On April 10, Berlin began working on an appealing the opinion of the court, the Hair performers voluntarily agreed to close the show until they were allowed to put on the show without having to submit to any imposed conditions. During this period Michael Butler personally subsidized the theater and lodged the performers in local hotels.
Berlin took the appeal to a three judge Federal Court consisting of two judges from the Court of Appeals and one District judge. Henry Monahan presented a long argument on abstention which lead to a 2-1 decision in favor of Hair's appeal and allowing Berlin to present the case before the Supreme Court in Washington, D.C. since all other options had finally been used up. Everyone involved with Hair in Boston was waiting to see if the opinion drafted by the Massachusetts State Justices would stand up in the highest court in the land but they were kept waiting as the Justice assigned to the case fell ill and could not immediately deal with the case.
During this time, Gerald Berlin was not only overseeing the appeal, but also coordinating the press duties surrounding the case. He took advantage of his connections at the Boston newspapers and made sure that the story was getting attention not only in Boston, but in surrounding areas as well. Berlin was frequently asked to predict the outcome of the final step in the long legal process and the future of Hair. His reply was that he felt that the show would indeed go on.
Finally, the case was heard by the Supreme Court on May 22, 1970. After much deliberating, the votes were cast and the result was a 4-4 tie. The vote overturned the opinion issued by the memorandum and cleared the way for Hair to be presented in any form the actors chose without the treat of criminal action to the cast and crew. Berlin and his cadre of lawyers had won a tremendous victory for performers everywhere and their efforts were warmly celebrated by the cast of Hair and Michael Butler, who presented Berlin with a necklace of Buffalo Nickels and showers of flowers. The cast's spirit and enthusiasm was contagious to the public, who flocked to see Hair and made it one of the biggest theater hits of the era.
When Gerald Berlin looks back at his long association with Hair he has fond memories. He calls it one of the defining periods of his career.

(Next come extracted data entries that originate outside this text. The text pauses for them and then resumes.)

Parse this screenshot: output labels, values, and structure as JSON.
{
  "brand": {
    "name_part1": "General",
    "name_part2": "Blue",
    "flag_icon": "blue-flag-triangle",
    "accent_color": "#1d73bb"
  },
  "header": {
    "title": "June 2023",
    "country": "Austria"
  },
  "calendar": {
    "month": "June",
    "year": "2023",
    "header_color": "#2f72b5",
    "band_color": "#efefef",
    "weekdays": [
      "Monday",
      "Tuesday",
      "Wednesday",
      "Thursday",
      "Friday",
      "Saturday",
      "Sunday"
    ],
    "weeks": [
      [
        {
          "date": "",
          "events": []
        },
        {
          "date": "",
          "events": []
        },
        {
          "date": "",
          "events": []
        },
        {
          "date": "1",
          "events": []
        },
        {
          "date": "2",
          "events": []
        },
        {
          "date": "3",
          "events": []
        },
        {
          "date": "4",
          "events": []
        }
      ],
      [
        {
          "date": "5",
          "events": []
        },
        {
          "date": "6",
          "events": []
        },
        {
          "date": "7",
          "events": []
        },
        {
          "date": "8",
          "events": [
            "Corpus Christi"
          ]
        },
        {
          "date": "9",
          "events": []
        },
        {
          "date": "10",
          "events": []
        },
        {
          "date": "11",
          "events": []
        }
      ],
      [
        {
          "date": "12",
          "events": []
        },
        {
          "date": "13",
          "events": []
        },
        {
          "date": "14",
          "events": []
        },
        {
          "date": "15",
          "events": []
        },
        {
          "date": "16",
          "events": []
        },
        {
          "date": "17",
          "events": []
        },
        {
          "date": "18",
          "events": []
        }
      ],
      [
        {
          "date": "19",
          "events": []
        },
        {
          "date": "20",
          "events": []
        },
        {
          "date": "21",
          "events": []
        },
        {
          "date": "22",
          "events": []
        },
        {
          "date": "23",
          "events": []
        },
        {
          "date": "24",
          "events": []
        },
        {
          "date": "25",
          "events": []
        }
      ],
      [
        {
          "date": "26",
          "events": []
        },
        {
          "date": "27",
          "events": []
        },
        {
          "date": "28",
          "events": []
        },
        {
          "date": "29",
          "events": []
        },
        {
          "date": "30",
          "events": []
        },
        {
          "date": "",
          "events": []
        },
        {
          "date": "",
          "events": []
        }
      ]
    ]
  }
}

Berlin has followed the show closely since 1970 when he first got to know the performers and producer Michael Butler. In 1995, Berlin attended the 25th anniversary of Hair's opening in Boston and enjoyed his reunion with the original Boston cast. As a lifelong fan of music and theater and champion of civil rights, Berlin feels good about striving to keep Hair open. When the topic of censorship and the minority of people who feel compelled to impose their own aesthetic views on the public, Berlin states that he has never known art to be dangerous. He should know as he took his young sons to see Hair several times. Asked to comment on Hair's fantastic success, Berlin attributes it to the fact that Hair "was the first and best rock musical. It defined a generation."